Unlike Alberta, though, a net metering credit for household solar will be virtually cancelled when BC Hydro sticks a wrench into genuine climate action by lowering its net metering credit by 60%. This effectively cancels the potential for more than 300,000 solar roofs in BC, power generating infrastructure that Hydro doesn't have to pay for. Hydro's head is under reservoir water on climate

Meanwhile, investments in solar and wind are growing faster than fossil fuel investments, and new power storage technology using common, cheap materials are starting to appear on the ground and have the potential to knock lithium ion off its pedestal. Iron-air and liquid metal batteries show enormous promise for their affordable, scalable and very high megawatt storage capability that virtually eliminates the intermittency of renewables and makes Tesla look like dreaming amateurs. Tesla and others will no doubt be confined to mobile devices and vehicles and small-scale residential batteries.

Disruptive technology in cheap, large-scale storage batteries and the ever steeper investment and installation curves in renewables (primarily solar and wind) together are like a powerful rock band and a big symphony combined. Trudeau is risking being caught off guard with his support for fossilization enhancement (perhaps an attempt to assuage his dad's reputation in oil country) as oil prices increase at the same time the cost of renewables decreases. It won't be long before microchips are back in stock and affordable electric cars and the power to run them hit the market and steal market share and diminishes his nonsensical narrative that sales of bitumen (primarily used in land transportation) will finance renewables.

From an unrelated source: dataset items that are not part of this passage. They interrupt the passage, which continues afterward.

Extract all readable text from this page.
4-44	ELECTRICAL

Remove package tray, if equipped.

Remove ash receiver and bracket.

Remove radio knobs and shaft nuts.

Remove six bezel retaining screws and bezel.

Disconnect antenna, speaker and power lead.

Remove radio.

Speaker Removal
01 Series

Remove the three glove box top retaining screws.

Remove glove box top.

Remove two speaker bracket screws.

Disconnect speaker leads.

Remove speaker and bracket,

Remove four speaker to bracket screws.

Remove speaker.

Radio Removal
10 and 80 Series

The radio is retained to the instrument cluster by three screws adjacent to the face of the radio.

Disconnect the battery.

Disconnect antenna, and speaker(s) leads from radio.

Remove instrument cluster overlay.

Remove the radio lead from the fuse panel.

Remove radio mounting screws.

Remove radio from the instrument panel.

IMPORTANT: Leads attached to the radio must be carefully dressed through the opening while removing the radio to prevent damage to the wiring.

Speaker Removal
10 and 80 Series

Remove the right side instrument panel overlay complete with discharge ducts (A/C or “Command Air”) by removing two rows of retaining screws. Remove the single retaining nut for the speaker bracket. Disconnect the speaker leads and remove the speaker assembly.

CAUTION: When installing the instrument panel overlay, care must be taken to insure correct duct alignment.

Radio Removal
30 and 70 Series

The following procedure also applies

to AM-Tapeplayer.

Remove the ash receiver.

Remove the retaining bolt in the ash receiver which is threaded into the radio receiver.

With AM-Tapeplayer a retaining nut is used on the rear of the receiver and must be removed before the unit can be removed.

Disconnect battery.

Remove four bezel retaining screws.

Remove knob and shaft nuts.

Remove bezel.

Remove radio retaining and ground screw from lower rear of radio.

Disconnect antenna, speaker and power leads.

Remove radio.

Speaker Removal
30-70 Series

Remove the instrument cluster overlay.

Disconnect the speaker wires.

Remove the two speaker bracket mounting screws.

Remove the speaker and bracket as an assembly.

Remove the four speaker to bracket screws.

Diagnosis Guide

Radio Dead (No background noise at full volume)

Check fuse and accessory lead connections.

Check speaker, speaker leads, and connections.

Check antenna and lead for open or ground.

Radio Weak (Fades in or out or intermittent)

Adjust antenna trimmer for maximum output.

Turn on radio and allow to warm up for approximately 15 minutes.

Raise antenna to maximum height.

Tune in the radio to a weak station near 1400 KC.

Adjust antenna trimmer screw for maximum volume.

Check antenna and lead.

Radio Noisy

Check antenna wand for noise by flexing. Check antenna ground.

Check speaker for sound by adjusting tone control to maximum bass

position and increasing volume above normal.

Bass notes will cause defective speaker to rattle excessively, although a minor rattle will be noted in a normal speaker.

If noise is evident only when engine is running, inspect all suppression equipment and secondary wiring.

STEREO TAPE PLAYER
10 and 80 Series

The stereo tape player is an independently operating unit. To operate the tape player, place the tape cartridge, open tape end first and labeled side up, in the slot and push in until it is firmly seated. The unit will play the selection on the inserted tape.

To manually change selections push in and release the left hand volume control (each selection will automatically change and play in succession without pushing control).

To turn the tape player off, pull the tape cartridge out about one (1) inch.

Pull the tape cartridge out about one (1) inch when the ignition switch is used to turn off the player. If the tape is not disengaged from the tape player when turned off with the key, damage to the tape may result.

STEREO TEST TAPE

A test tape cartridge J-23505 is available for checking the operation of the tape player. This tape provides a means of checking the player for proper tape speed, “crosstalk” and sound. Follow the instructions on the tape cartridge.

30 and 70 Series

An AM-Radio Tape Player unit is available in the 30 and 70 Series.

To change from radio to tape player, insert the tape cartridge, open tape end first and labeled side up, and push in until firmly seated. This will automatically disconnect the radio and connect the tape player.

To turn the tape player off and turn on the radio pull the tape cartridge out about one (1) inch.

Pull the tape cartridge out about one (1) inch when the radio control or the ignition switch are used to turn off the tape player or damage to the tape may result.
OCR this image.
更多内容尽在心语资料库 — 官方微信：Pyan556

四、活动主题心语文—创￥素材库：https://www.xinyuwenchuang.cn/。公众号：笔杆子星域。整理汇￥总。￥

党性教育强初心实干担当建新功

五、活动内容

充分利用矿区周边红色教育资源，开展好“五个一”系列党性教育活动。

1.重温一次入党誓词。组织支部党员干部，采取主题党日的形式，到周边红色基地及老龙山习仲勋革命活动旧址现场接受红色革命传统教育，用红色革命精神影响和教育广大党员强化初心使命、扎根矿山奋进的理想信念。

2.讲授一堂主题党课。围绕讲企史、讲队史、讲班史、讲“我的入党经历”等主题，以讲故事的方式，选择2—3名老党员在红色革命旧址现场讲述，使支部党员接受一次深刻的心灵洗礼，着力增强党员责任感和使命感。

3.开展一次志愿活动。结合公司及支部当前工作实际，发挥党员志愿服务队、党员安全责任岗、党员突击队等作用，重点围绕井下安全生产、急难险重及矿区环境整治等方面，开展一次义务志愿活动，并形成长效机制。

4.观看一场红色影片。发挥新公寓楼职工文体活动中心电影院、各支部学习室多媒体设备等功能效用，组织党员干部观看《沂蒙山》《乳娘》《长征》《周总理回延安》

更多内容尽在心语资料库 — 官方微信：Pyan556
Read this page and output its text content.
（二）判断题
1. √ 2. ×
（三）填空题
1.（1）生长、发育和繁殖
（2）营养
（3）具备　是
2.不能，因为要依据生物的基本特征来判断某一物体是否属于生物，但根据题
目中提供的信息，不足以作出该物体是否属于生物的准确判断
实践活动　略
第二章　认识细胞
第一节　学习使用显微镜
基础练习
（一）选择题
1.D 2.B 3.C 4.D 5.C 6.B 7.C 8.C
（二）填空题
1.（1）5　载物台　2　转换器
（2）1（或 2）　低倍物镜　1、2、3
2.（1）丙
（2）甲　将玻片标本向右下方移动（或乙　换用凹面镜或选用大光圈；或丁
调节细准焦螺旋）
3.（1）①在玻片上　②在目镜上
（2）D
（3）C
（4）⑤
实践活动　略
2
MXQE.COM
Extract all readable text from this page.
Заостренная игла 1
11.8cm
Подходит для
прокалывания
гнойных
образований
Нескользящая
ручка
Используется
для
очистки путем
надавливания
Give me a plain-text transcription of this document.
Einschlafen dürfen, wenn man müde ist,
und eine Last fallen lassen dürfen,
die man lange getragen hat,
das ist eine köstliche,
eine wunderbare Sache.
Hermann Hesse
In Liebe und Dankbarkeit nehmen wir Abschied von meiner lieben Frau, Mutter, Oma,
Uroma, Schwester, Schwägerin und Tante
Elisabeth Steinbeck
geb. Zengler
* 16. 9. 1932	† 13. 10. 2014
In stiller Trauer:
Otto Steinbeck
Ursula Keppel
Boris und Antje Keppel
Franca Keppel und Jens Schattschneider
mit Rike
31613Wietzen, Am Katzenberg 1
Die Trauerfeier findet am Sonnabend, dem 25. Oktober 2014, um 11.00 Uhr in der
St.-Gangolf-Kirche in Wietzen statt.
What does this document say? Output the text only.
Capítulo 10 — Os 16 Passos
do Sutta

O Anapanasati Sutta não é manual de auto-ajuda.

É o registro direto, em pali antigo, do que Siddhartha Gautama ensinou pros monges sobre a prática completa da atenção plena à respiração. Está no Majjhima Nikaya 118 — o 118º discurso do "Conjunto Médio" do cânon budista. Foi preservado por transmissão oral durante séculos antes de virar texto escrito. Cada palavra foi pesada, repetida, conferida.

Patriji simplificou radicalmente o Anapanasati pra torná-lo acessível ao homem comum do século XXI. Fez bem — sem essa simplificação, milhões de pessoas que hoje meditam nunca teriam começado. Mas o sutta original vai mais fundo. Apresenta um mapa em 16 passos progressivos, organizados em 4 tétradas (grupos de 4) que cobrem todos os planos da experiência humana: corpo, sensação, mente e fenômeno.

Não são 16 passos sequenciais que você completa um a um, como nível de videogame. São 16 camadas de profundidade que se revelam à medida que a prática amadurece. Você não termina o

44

There is also the evidence that planetary peak car occurred as long ago as 2014 in direct proportion to the extensive expansion of mass transit in Asian and European cities (Newman, Kenworthy, 2015), though that's hard to fathom here in F 150 country. Consumer preferences (most always related to prices) will be the ultimate test of that theory, and electricity plus shoe leather may well become giant slayers.

There is also the theory that Trudeau won't be around to fight the next election, and that Chrystia Freeland is best positioned to become the next Prime Minister. I am not aware of any pro-oil speeches Freeland made to crowds of Texans wearing 10-gallon hats. Perhaps 2022 will be the year to sway Freeland (and the NDP partner in parliament to buck up more) as a potential leader to tailor federal budgets more toward subsidizing renewables, conservation and urban efficiency. Creating millions of jobs and seeing an actual decrease in Canadian emissions* through building a national smart grid, through direct investments in renewable projects and urban transit and more are positive and proactive activities compared to the constant waterfall of criticism that washes off Trudeau so easily.

* More accurately, Canada's emissions are right on track to meet the 2.0 degree goal, of not 1.5 ....... IF you strike Alberta and Saskatchewan from the measurements. What does that tell us?